Pio IX, avvezzo a lavar le sue mani tra gl'innocenti, pietoso di cuore, ameno di discorsi, buon sacerdote, che molte ore d'ogni giorno riserbava alla preghiera; che nelle dubbiezze gettavasi a' piedi della Madonna, a gran rinforzo di speranze e di lodi venne trasformato in un idolo a capriccio, attribuendogli atti, concetti, divisamenti alieni dal vedere e voler suo: «Viva Pio IX» fu il grido che risonò da un polo all'altro, più alto che a qualunque eroe, e come simbolo di tutte le speranze, non men della Chiesa che dell'Italia. Ai Cattolici parendo risorgesse quel che dopo Lutero non si era veduto più, un pontefice di tal grandezza, da stendere la sua efficacia sul mondo intero, esultando che il movimento venisse appunto di là ove è tradizionale la stabilità.

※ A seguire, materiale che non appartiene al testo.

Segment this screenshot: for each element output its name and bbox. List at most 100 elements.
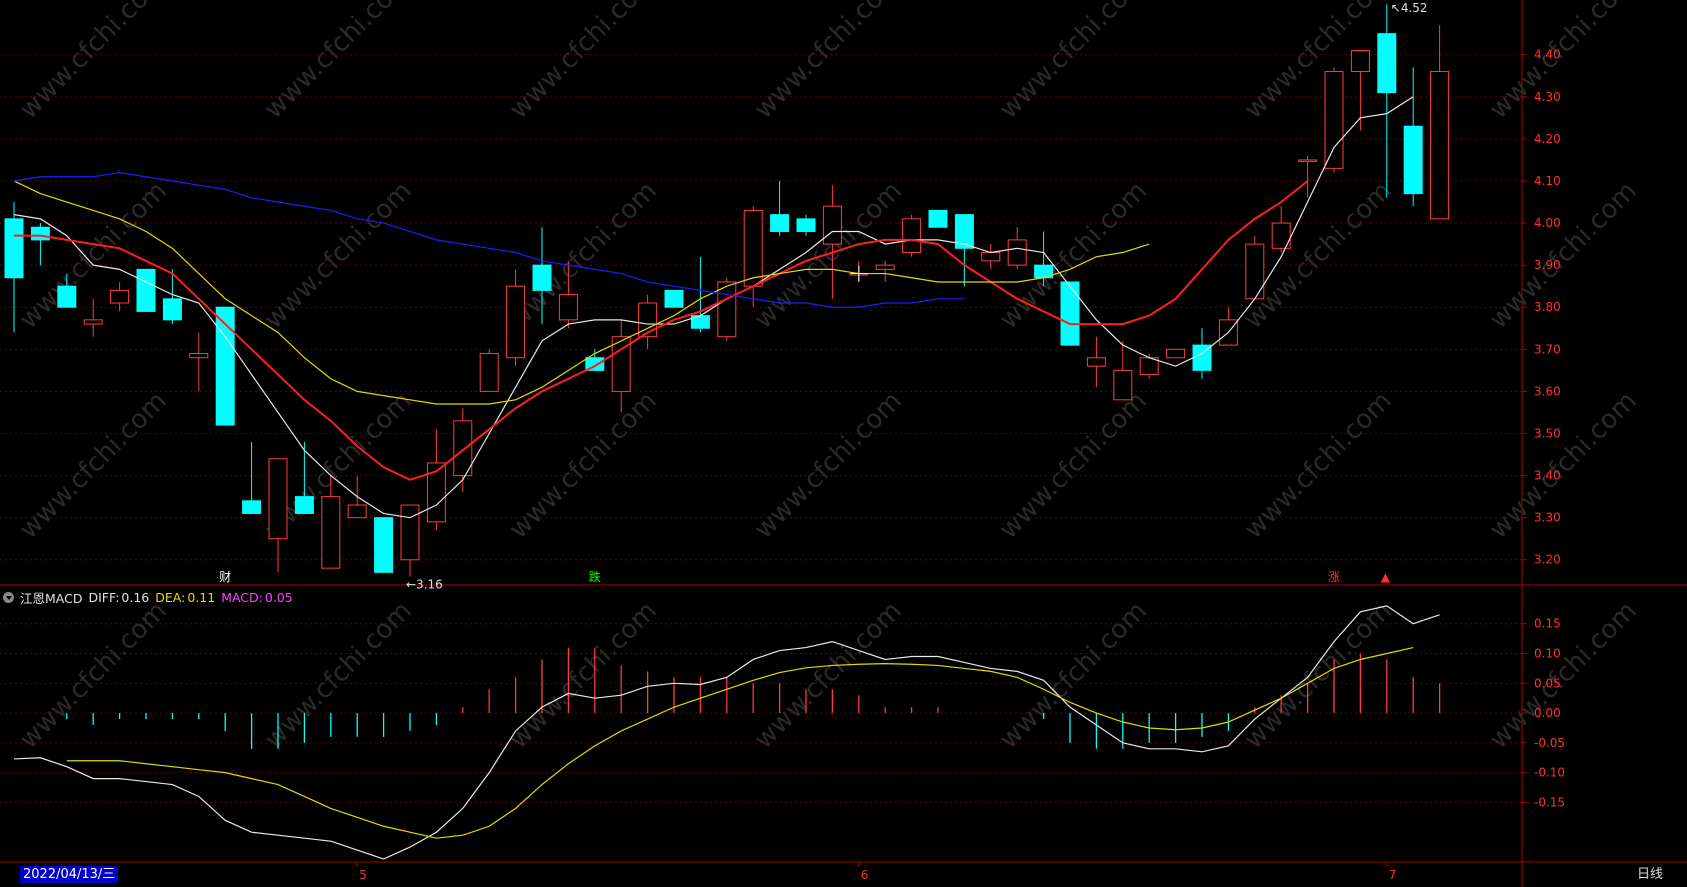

Ma i figli di Voltaire non riconciliavansi col papa se non foggiandolo sul tipo del loro patriarca; e in quella foga d'applausi, dove l'amore cancellava la riverenza, si tentò staccare il principe dal papa, il papa dall'ordinamento ecclesiastico e dai suoi predecessori, gridando «Viva Pio IX solo». Per quanto egli protestasse contro lo scopo che ognor più si rivelava di farlo scintilla d'incendio politico[530], con preghiere che somigliavano a minaccie se gli chiesero le riforme che i principi aveano suggerite nel 1831, ed egli le concesse; se gli chiese, istituzione di moda, il giornalismo, ed egli il concesse, e vi seguì il nembo delle falsità, l'annunzio di riazioni, di briganti, d'invasioni; in conseguenza gli si chiese la guardia nazionale e un esercito, ed egli concesse: se gli chiese una costituzione, ed egli la concesse; pel qual modo si ebbe in pochi mesi ciò che i più arditi avean appena sperato in un secolo.

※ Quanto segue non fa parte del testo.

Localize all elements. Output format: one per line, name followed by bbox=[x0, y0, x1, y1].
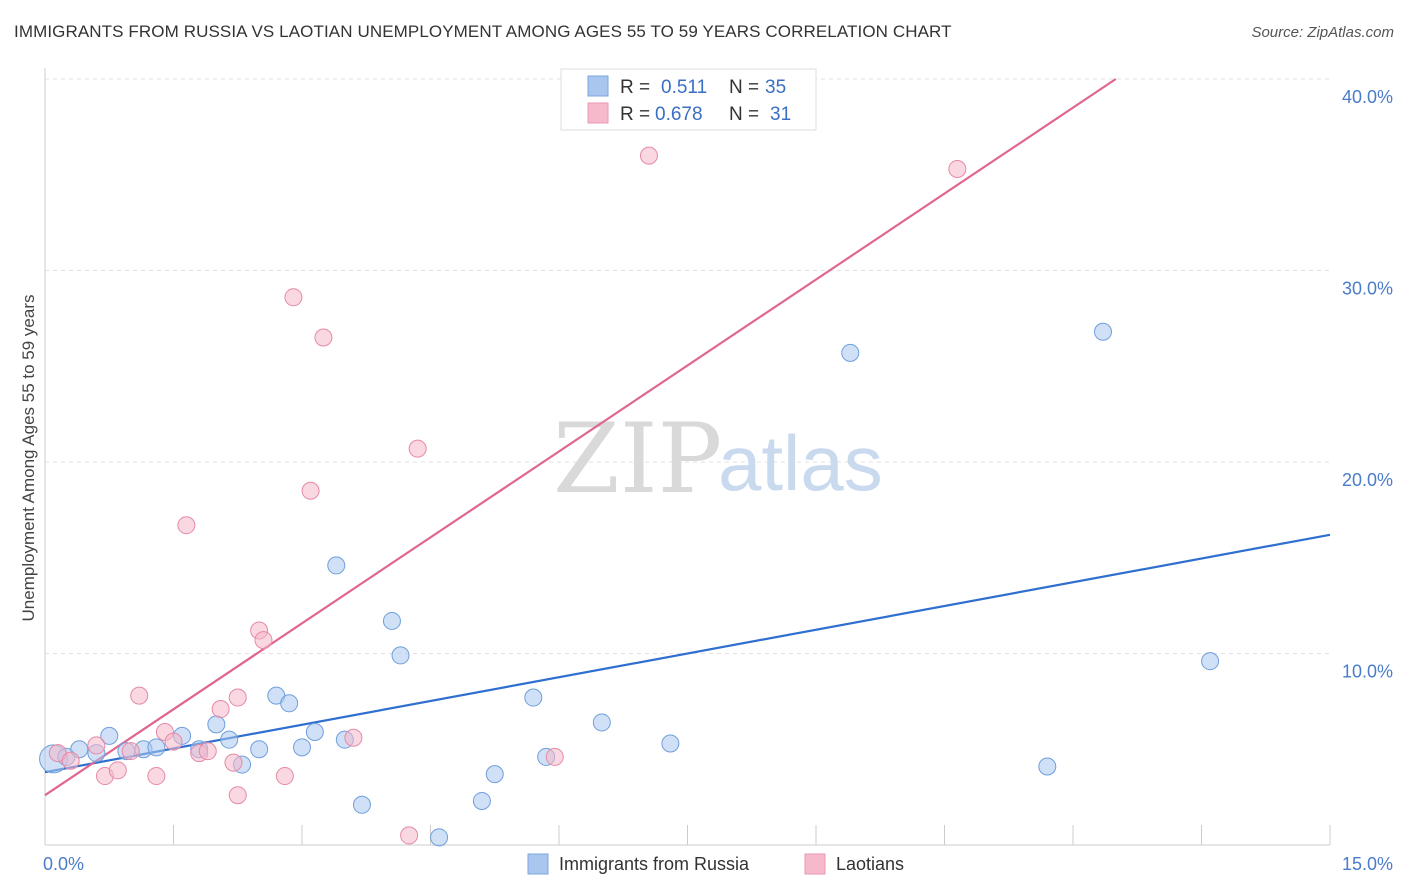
axes bbox=[44, 68, 1331, 846]
legend-n-value: 35 bbox=[765, 77, 786, 98]
data-point bbox=[661, 734, 680, 753]
data-point bbox=[177, 516, 196, 535]
data-point bbox=[130, 686, 149, 705]
bottom-legend-swatch-laotians bbox=[804, 853, 826, 875]
data-point bbox=[228, 786, 247, 805]
data-point bbox=[344, 728, 363, 747]
bottom-legend: Immigrants from Russia Laotians bbox=[527, 853, 904, 875]
data-point bbox=[305, 723, 324, 742]
legend: R = 0.511 N = 35 R = 0.678 N = 31 bbox=[560, 68, 817, 131]
trend-line bbox=[44, 78, 1117, 797]
data-point bbox=[592, 713, 611, 732]
data-point bbox=[841, 343, 860, 362]
data-point bbox=[250, 740, 269, 759]
data-point bbox=[1201, 652, 1220, 671]
data-point bbox=[327, 556, 346, 575]
data-point bbox=[254, 631, 273, 650]
legend-swatch-laotians bbox=[587, 102, 609, 124]
data-point bbox=[391, 646, 410, 665]
data-point bbox=[293, 738, 311, 757]
bottom-legend-swatch-russia bbox=[527, 853, 549, 875]
data-point bbox=[382, 611, 401, 630]
x-tick-labels: 0.0% 15.0% bbox=[43, 854, 1393, 874]
data-point bbox=[1093, 322, 1112, 341]
bottom-legend-label-laotians: Laotians bbox=[836, 854, 904, 874]
source-label: Source: ZipAtlas.com bbox=[1251, 24, 1394, 41]
legend-n-label: N = bbox=[729, 104, 759, 125]
data-point bbox=[524, 688, 543, 707]
chart-title: IMMIGRANTS FROM RUSSIA VS LAOTIAN UNEMPL… bbox=[14, 22, 952, 41]
data-point bbox=[472, 791, 491, 810]
watermark-zip: ZIP bbox=[553, 403, 722, 515]
data-point bbox=[164, 732, 183, 751]
y-tick-label: 30.0% bbox=[1342, 279, 1393, 299]
data-point bbox=[220, 730, 239, 749]
bottom-legend-label-russia: Immigrants from Russia bbox=[559, 854, 750, 874]
data-point bbox=[639, 146, 658, 165]
data-point bbox=[485, 765, 504, 784]
data-point bbox=[948, 160, 967, 179]
y-axis-title: Unemployment Among Ages 55 to 59 years bbox=[19, 295, 38, 622]
y-tick-label: 20.0% bbox=[1342, 470, 1393, 490]
y-tick-labels: 10.0% 20.0% 30.0% 40.0% bbox=[1342, 87, 1393, 682]
data-point bbox=[224, 753, 243, 772]
data-points bbox=[39, 146, 1220, 847]
data-point bbox=[108, 761, 127, 780]
data-point bbox=[228, 688, 247, 707]
data-point bbox=[314, 328, 333, 347]
data-point bbox=[280, 694, 299, 713]
legend-r-value: 0.678 bbox=[655, 104, 703, 125]
legend-r-value: 0.511 bbox=[661, 77, 707, 98]
data-point bbox=[100, 726, 119, 745]
legend-n-value: 31 bbox=[770, 104, 791, 125]
data-point bbox=[400, 826, 419, 845]
data-point bbox=[1038, 757, 1057, 776]
data-point bbox=[301, 481, 320, 500]
data-point bbox=[545, 747, 564, 766]
legend-n-label: N = bbox=[729, 77, 759, 98]
data-point bbox=[275, 767, 294, 786]
data-point bbox=[147, 767, 166, 786]
data-point bbox=[408, 439, 427, 458]
x-tick-label: 15.0% bbox=[1342, 854, 1393, 874]
data-point bbox=[284, 288, 303, 307]
data-point bbox=[198, 742, 217, 761]
data-point bbox=[121, 742, 140, 761]
legend-r-label: R = bbox=[620, 104, 650, 125]
y-tick-label: 10.0% bbox=[1342, 662, 1393, 682]
data-point bbox=[430, 828, 449, 847]
data-point bbox=[147, 738, 166, 757]
data-point bbox=[207, 715, 226, 734]
legend-r-label: R = bbox=[620, 77, 650, 98]
data-point bbox=[211, 700, 230, 719]
watermark-atlas: atlas bbox=[718, 419, 883, 507]
data-point bbox=[352, 795, 371, 814]
data-point bbox=[87, 736, 106, 755]
legend-swatch-russia bbox=[587, 75, 609, 97]
trend-line bbox=[44, 533, 1331, 774]
x-tick-label: 0.0% bbox=[43, 854, 84, 874]
data-point bbox=[61, 751, 80, 770]
trend-lines bbox=[44, 78, 1331, 797]
watermark: ZIP atlas bbox=[553, 403, 883, 515]
y-tick-label: 40.0% bbox=[1342, 87, 1393, 107]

Non può toccarsi al principato ecclesiastico senza che tutta l'Italia se ne risenta, anzi l'Europa, come a un interesse dì tutti e di ciascuno. Ben presto Francia scoppiò in nuova rivoluzione repubblicana; l'Europa tutta vi corse dietro, come a tutte le mode di Francia, e a titolo della fraternità universale restò contaminata di assassinj e di ruine. In Italia pure in nome della nazionalità cominciò la conflagrazione, che da venti anni mantiene quell'incertezza ch'è il peggiore dei danni perchè sospende tutte le forze dell'anima, elide il coraggio, differisce le risoluzioni, come di gente sulle mosse, che non ha nè una strada nè una meta.

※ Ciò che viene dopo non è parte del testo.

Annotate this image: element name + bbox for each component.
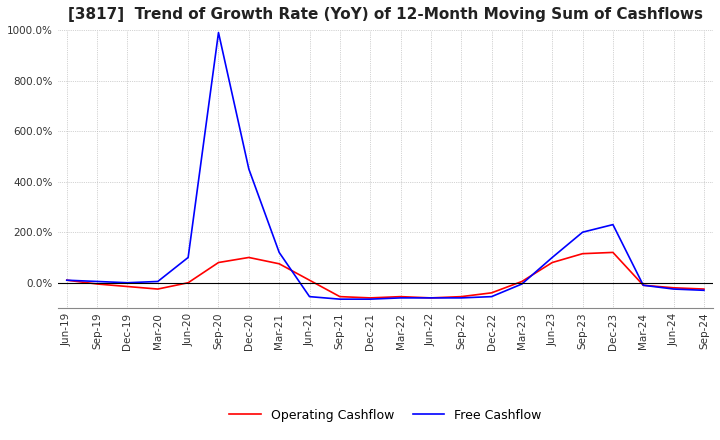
Operating Cashflow	[487, 290, 496, 296]
Free Cashflow	[396, 295, 405, 301]
Title: [3817]  Trend of Growth Rate (YoY) of 12-Month Moving Sum of Cashflows: [3817] Trend of Growth Rate (YoY) of 12-…	[68, 7, 703, 22]
Free Cashflow	[275, 250, 284, 255]
Free Cashflow	[63, 278, 71, 283]
Free Cashflow	[214, 30, 222, 35]
Line: Free Cashflow: Free Cashflow	[67, 33, 704, 299]
Free Cashflow	[548, 255, 557, 260]
Free Cashflow	[578, 230, 587, 235]
Line: Operating Cashflow: Operating Cashflow	[67, 253, 704, 298]
Operating Cashflow	[518, 279, 526, 284]
Operating Cashflow	[214, 260, 222, 265]
Free Cashflow	[245, 166, 253, 172]
Free Cashflow	[153, 279, 162, 284]
Operating Cashflow	[548, 260, 557, 265]
Operating Cashflow	[184, 280, 192, 286]
Free Cashflow	[336, 297, 344, 302]
Operating Cashflow	[63, 278, 71, 283]
Free Cashflow	[639, 282, 647, 288]
Free Cashflow	[700, 288, 708, 293]
Free Cashflow	[123, 280, 132, 286]
Operating Cashflow	[336, 294, 344, 299]
Free Cashflow	[305, 294, 314, 299]
Operating Cashflow	[578, 251, 587, 257]
Operating Cashflow	[275, 261, 284, 267]
Free Cashflow	[670, 286, 678, 292]
Operating Cashflow	[396, 294, 405, 299]
Free Cashflow	[608, 222, 617, 227]
Operating Cashflow	[426, 295, 435, 301]
Free Cashflow	[457, 295, 466, 301]
Operating Cashflow	[366, 295, 374, 301]
Operating Cashflow	[153, 286, 162, 292]
Free Cashflow	[184, 255, 192, 260]
Free Cashflow	[487, 294, 496, 299]
Operating Cashflow	[305, 278, 314, 283]
Legend: Operating Cashflow, Free Cashflow: Operating Cashflow, Free Cashflow	[225, 404, 546, 427]
Free Cashflow	[93, 279, 102, 284]
Operating Cashflow	[123, 284, 132, 289]
Operating Cashflow	[639, 282, 647, 288]
Free Cashflow	[366, 297, 374, 302]
Operating Cashflow	[457, 294, 466, 299]
Operating Cashflow	[670, 285, 678, 290]
Operating Cashflow	[700, 286, 708, 292]
Operating Cashflow	[93, 281, 102, 286]
Free Cashflow	[518, 281, 526, 286]
Operating Cashflow	[245, 255, 253, 260]
Free Cashflow	[426, 295, 435, 301]
Operating Cashflow	[608, 250, 617, 255]
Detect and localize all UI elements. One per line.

La commozione erasi iniziata nel nome del papa, e nei concetti de' Neoguelfi di ridurre a concordia lo Stato colla Chiesa, la libertà coll'autorità. Più parve potersi sperarla quando l'assemblea repubblicana francese, proclamando il diritto inviolabile delle coscienze, sciolse i vincoli che un'improvida protezione avea messo alle facoltà della Chiesa, e il parlamento germanico abolì i divieti che le costituzioni particolari ponevano al culto pubblico. Anche in Italia i sacerdoti favorirono gli scotimenti del 1848, benedissero le bandiere e le armi, contribuirono denaro, preci, inni, esortazioni, esempio: il ministero piemontese gl'invitava a render odiosi al popolo gli Austriaci col mostrare come questi avessero sempre incagliata l'azione degli ecclesiastici[531]. Ognuno sa come la rivoluzione si voltasse contro Pio IX, fin a cacciarlo dalla sua sede; onde l'Italia, per la terza volta in cinquant'anni, dovè protestare contro gli oltraggi dell'esiglio del suo padre. Portata la gran lite sul campo della forza, la forza prevalse; lo straniero rioccupò l'Italia, e l'inevitabile riazione inaridì le rigogliose speranze, e divelse le ottenute libertà.